Desperate Romantics – BBC Series Review
Although the historic accuracy of the events is loose, Desperate Romantic allows the viewer to feel how it was to live in London in the mid-19 century. For that alone it is a great pleasure to sit and watch this BBC production, that is splitted into six 1-hour long episodes.
It is a story based of the lives and works of The Pre-Raphaelite Brotherhood, and consists of artistic and machoistic jelousy that tears the brotherhood apart, if it ever really existed as such. Tom Hollander (Rev.) is excellent in the role of the art patron they all wish to have, each for himself.
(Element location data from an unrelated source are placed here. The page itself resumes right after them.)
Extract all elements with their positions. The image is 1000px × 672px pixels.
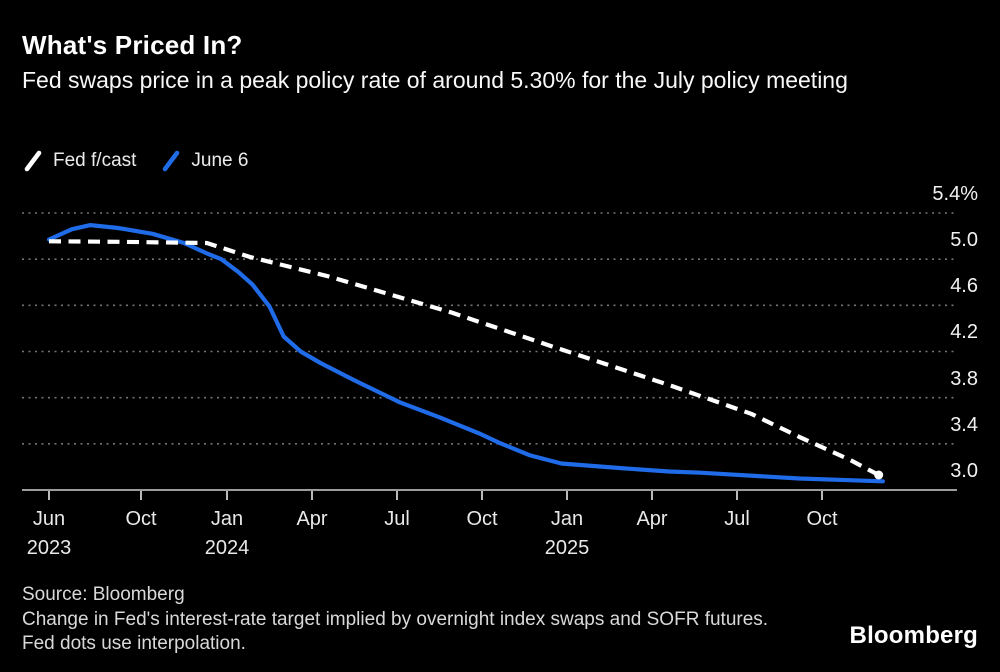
- x-tick-label: Jun: [32, 508, 66, 530]
- fed-forecast-line: [48, 239, 880, 477]
- x-year-label: 2024: [204, 537, 250, 559]
- legend-slash-icon: [163, 150, 180, 172]
- x-tick-label: Oct: [125, 508, 157, 530]
- legend-label: Fed f/cast: [53, 150, 137, 171]
- forecast-end-dot: [874, 470, 884, 480]
- y-tick-label: 4.2: [950, 321, 978, 343]
- x-tick-label: Jan: [210, 508, 244, 530]
- x-tick-label: Oct: [466, 508, 498, 530]
- x-tick-label: Jul: [724, 508, 750, 530]
- y-tick-label: 5.4%: [932, 183, 978, 205]
- y-tick-label: 3.8: [950, 368, 978, 390]
- x-year-label: 2025: [544, 537, 590, 559]
- y-tick-label: 3.0: [950, 460, 978, 482]
- x-tick-label: Oct: [806, 508, 838, 530]
- bloomberg-logo: Bloomberg: [849, 622, 978, 649]
- legend-item: June 6: [162, 150, 248, 172]
- y-tick-label: 3.4: [950, 414, 978, 436]
- june6-swaps-line: [46, 223, 886, 484]
- x-tick-label: Jan: [550, 508, 584, 530]
- y-tick-label: 4.6: [950, 275, 978, 297]
- x-tick-label: Jul: [384, 508, 410, 530]
- source-line: Source: Bloomberg: [22, 584, 185, 605]
- legend: Fed f/cast June 6: [24, 150, 248, 172]
- legend-slash-icon: [24, 150, 42, 172]
- page-title: What's Priced In?: [22, 30, 243, 60]
- y-tick-label: 5.0: [950, 229, 978, 251]
- chart-subtitle: Fed swaps price in a peak policy rate of…: [22, 67, 848, 93]
- legend-item: Fed f/cast: [24, 150, 136, 172]
- x-tick-label: Apr: [636, 508, 668, 530]
- footnote: Change in Fed's interest-rate target imp…: [22, 609, 769, 654]
- x-year-label: 2023: [26, 537, 72, 559]
- legend-label: June 6: [191, 150, 249, 171]
- x-tick-label: Apr: [296, 508, 328, 530]
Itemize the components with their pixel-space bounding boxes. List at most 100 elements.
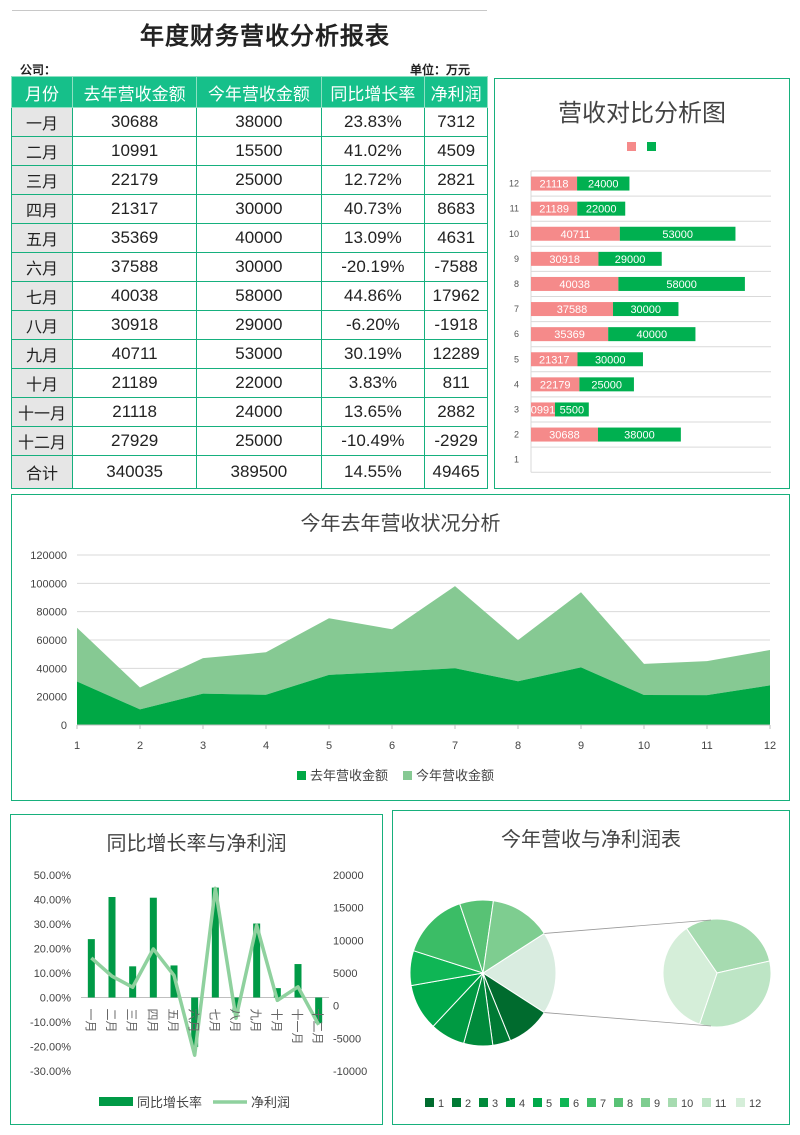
cell-profit: 4509 (424, 136, 488, 166)
data-label-this-year: 40000 (637, 329, 668, 341)
bar-this-year (577, 201, 626, 216)
x-tick-label: 5 (326, 740, 332, 752)
data-label-last-year: 30688 (549, 430, 580, 442)
legend-label: 2 (465, 1098, 471, 1110)
pie-title: 今年营收与净利润表 (501, 827, 681, 851)
cell-profit: 2821 (424, 165, 488, 195)
cell-month: 十一月 (11, 397, 73, 427)
y-right-tick-label: 15000 (333, 903, 364, 915)
growth-bar (129, 966, 137, 998)
cell-month: 二月 (11, 136, 73, 166)
cell-profit: 811 (424, 368, 488, 398)
data-label-this-year: 5500 (560, 404, 584, 416)
cell-profit: 12289 (424, 339, 488, 369)
cell-profit: -7588 (424, 252, 488, 282)
data-label-this-year: 30000 (595, 354, 626, 366)
cell-last-year: 21317 (71, 194, 198, 224)
data-label-last-year: 30918 (549, 254, 580, 266)
bar-this-year (598, 251, 662, 266)
cell-this-year: 29000 (196, 310, 322, 340)
cell-this-year: 25000 (196, 426, 322, 456)
category-label: 4 (514, 379, 519, 389)
bar-last-year (531, 201, 578, 216)
bar-last-year (531, 352, 578, 367)
cell-last-year: 35369 (71, 223, 198, 253)
secondary-pie-slice (685, 918, 771, 974)
legend-label: 3 (492, 1098, 498, 1110)
cell-profit: -2929 (424, 426, 488, 456)
legend-label-this-year: 今年营收金额 (416, 768, 494, 783)
x-tick-label: 10 (638, 740, 650, 752)
category-label: 12 (509, 179, 519, 189)
cell-month: 六月 (11, 252, 73, 282)
x-tick-label: 6 (389, 740, 395, 752)
x-tick-label: 六月 (187, 1009, 201, 1033)
legend-swatch-last-year (297, 771, 306, 780)
data-label-this-year: 22000 (586, 204, 617, 216)
cell-last-year: 27929 (71, 426, 198, 456)
data-label-last-year: 40038 (559, 279, 590, 291)
revenue-compare-title: 营收对比分析图 (558, 99, 726, 127)
category-label: 1 (514, 455, 519, 465)
data-label-last-year: 21189 (539, 204, 569, 216)
cell-this-year: 22000 (196, 368, 322, 398)
legend-swatch (425, 1098, 434, 1107)
area-title: 今年去年营收状况分析 (300, 511, 501, 535)
cell-last-year: 40038 (71, 281, 198, 311)
revenue-table: 月份 去年营收金额 今年营收金额 同比增长率 净利润 一月 30688 38000 2… (11, 76, 488, 489)
bar-this-year (619, 226, 736, 241)
category-label: 11 (510, 204, 519, 214)
bar-this-year (577, 176, 630, 191)
area-this-year (77, 586, 770, 710)
bar-this-year (577, 352, 643, 367)
category-label: 6 (514, 329, 519, 339)
bar-last-year (531, 402, 555, 417)
data-label-this-year: 25000 (591, 379, 622, 391)
total-profit: 49465 (424, 455, 488, 489)
cell-month: 七月 (11, 281, 73, 311)
connector-line (544, 919, 712, 934)
bar-last-year (531, 327, 609, 342)
cell-this-year: 38000 (196, 107, 322, 137)
title-top-rule (12, 10, 487, 11)
profit-line (90, 886, 321, 1057)
cell-growth: 3.83% (320, 368, 426, 398)
legend-swatch (560, 1098, 569, 1107)
y-tick-label: 60000 (36, 635, 67, 647)
cell-this-year: 40000 (196, 223, 322, 253)
category-label: 5 (514, 354, 519, 364)
cell-last-year: 21118 (71, 397, 198, 427)
y-right-tick-label: -5000 (333, 1033, 361, 1045)
legend-swatch (533, 1098, 542, 1107)
total-growth: 14.55% (320, 455, 426, 489)
header-month: 月份 (11, 76, 73, 108)
legend-label: 9 (654, 1098, 660, 1110)
cell-growth: 41.02% (320, 136, 426, 166)
cell-growth: 30.19% (320, 339, 426, 369)
cell-last-year: 10991 (71, 136, 198, 166)
header-last-year: 去年营收金额 (71, 76, 198, 108)
legend-swatch (736, 1098, 745, 1107)
legend-swatch (452, 1098, 461, 1107)
x-tick-label: 9 (578, 740, 584, 752)
header-growth: 同比增长率 (320, 76, 426, 108)
growth-bar (108, 897, 116, 998)
header-this-year: 今年营收金额 (196, 76, 322, 108)
x-tick-label: 4 (263, 740, 269, 752)
cell-last-year: 30688 (71, 107, 198, 137)
table-header-row: 月份 去年营收金额 今年营收金额 同比增长率 净利润 (11, 76, 488, 108)
cell-month: 九月 (11, 339, 73, 369)
y-tick-label: 0 (61, 720, 67, 732)
growth-profit-panel: 同比增长率与净利润 -30.00% -20.00% -10.00% 0.00% 10.0… (10, 814, 383, 1125)
cell-growth: -6.20% (320, 310, 426, 340)
legend-label: 8 (627, 1098, 633, 1110)
cell-growth: -20.19% (320, 252, 426, 282)
total-last-year: 340035 (71, 455, 198, 489)
bar-last-year (531, 176, 578, 191)
growth-bar (315, 997, 323, 1024)
y-tick-label: 80000 (36, 607, 67, 619)
y-right-tick-label: 5000 (333, 968, 357, 980)
unit-label: 单位：万元 (410, 63, 471, 77)
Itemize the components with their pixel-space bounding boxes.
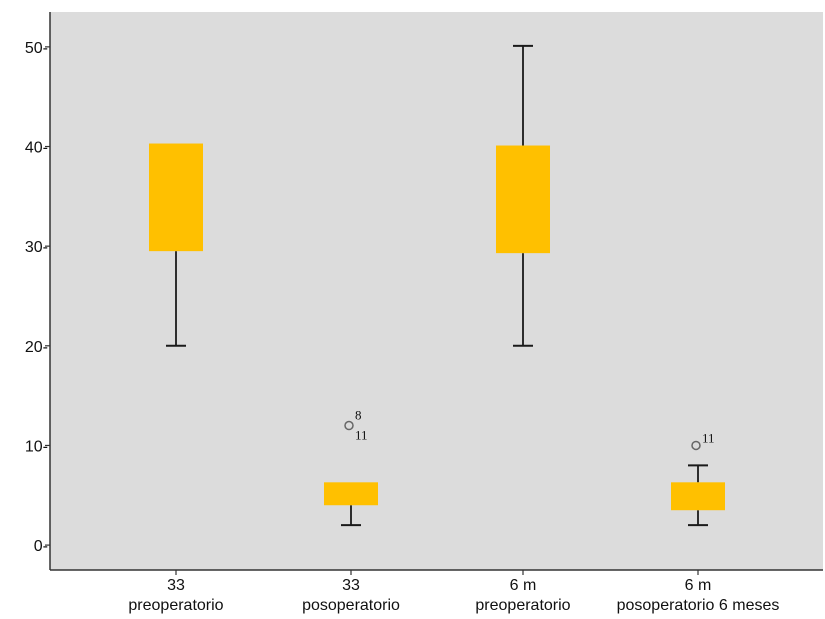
y-tick-label: 10- [25,438,48,455]
y-tick-label: 20- [25,339,48,356]
x-category-label-line1: 33 [167,577,185,594]
y-tick-label: 30- [25,239,48,256]
box-group: 811 [324,408,378,527]
x-category-label-line2: posoperatorio [302,597,400,614]
x-axis: 33 preoperatorio 33 posoperatorio 6 m preoper… [50,569,823,614]
plot-background [50,12,823,570]
outlier-point [691,440,701,451]
box-group: 11 [671,430,725,527]
outlier-label: 11 [702,430,715,445]
outlier-label: 11 [355,428,368,443]
box-iqr [324,482,378,506]
outlier-label: 8 [355,408,362,423]
x-category-label-line1: 33 [342,577,360,594]
box-iqr [496,145,550,254]
boxes-group: 811 11 [149,44,725,527]
box-iqr [149,143,203,252]
x-category-label-line2: preoperatorio [475,597,570,614]
x-category-label-line2: preoperatorio [128,597,223,614]
box-iqr [671,482,725,511]
x-category-label-line1: 6 m [510,577,537,594]
x-category-label-line2: posoperatorio 6 meses [617,597,780,614]
x-category-label-line1: 6 m [685,577,712,594]
box-group [149,143,203,347]
y-tick-label: 50- [25,40,48,57]
box-group [496,44,550,347]
outlier-point [344,420,354,431]
y-axis: 0- 10- 20- 30- 40- 50- [25,12,51,570]
y-tick-label: 40- [25,140,48,157]
y-tick-label: 0- [34,538,48,555]
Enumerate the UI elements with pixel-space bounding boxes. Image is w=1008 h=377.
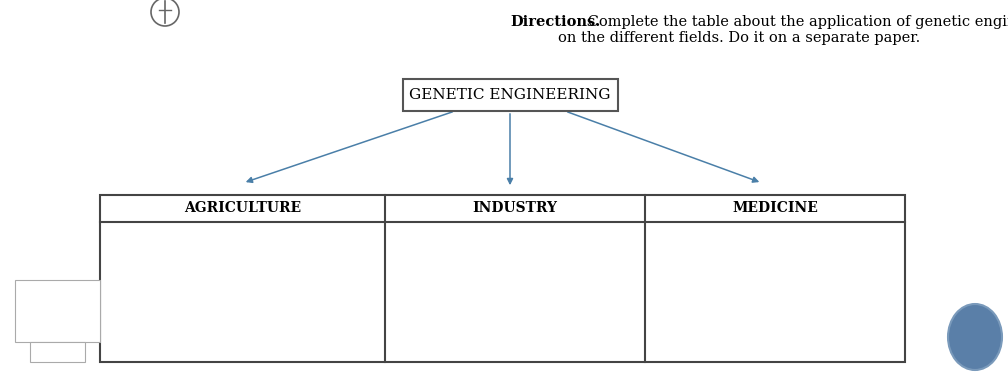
Bar [402, 79, 618, 111]
Text: Complete the table about the application of genetic engineering: Complete the table about the application… [583, 15, 1008, 29]
Bar [30, 342, 85, 362]
Text: Directions.: Directions. [510, 15, 600, 29]
Ellipse shape [948, 304, 1002, 370]
Text: INDUSTRY: INDUSTRY [473, 201, 557, 216]
Bar [100, 195, 905, 362]
Bar [15, 280, 100, 342]
Text: GENETIC ENGINEERING: GENETIC ENGINEERING [409, 88, 611, 102]
Circle shape [151, 0, 179, 26]
Text: MEDICINE: MEDICINE [732, 201, 817, 216]
Text: AGRICULTURE: AGRICULTURE [183, 201, 301, 216]
Text: on the different fields. Do it on a separate paper.: on the different fields. Do it on a sepa… [557, 31, 920, 45]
Since I didn’t care much for any historic truth, I enjoyed a lot from this series, which allowed me to meet Dickens in a dark corner (“he’s a big fan of the girls”), and also to get a better look at the work in progress of some of the groups’ better known masterpieces, such as Ophelia by John Millais, The Awakening Conscience by William Hunt, or Venus Verticordia by Dante Gabriel Rossetti. The relationships between the artists are interesting and full of passion, but the most interesting was their relationship with their art, and their art models, their muses.
It’s a fantastic piece that every art lover would easily fall too, and even without the whole truth it tells us a lot about the lives of the artists in London, in the times before Saachi & Saachi. Brilliant.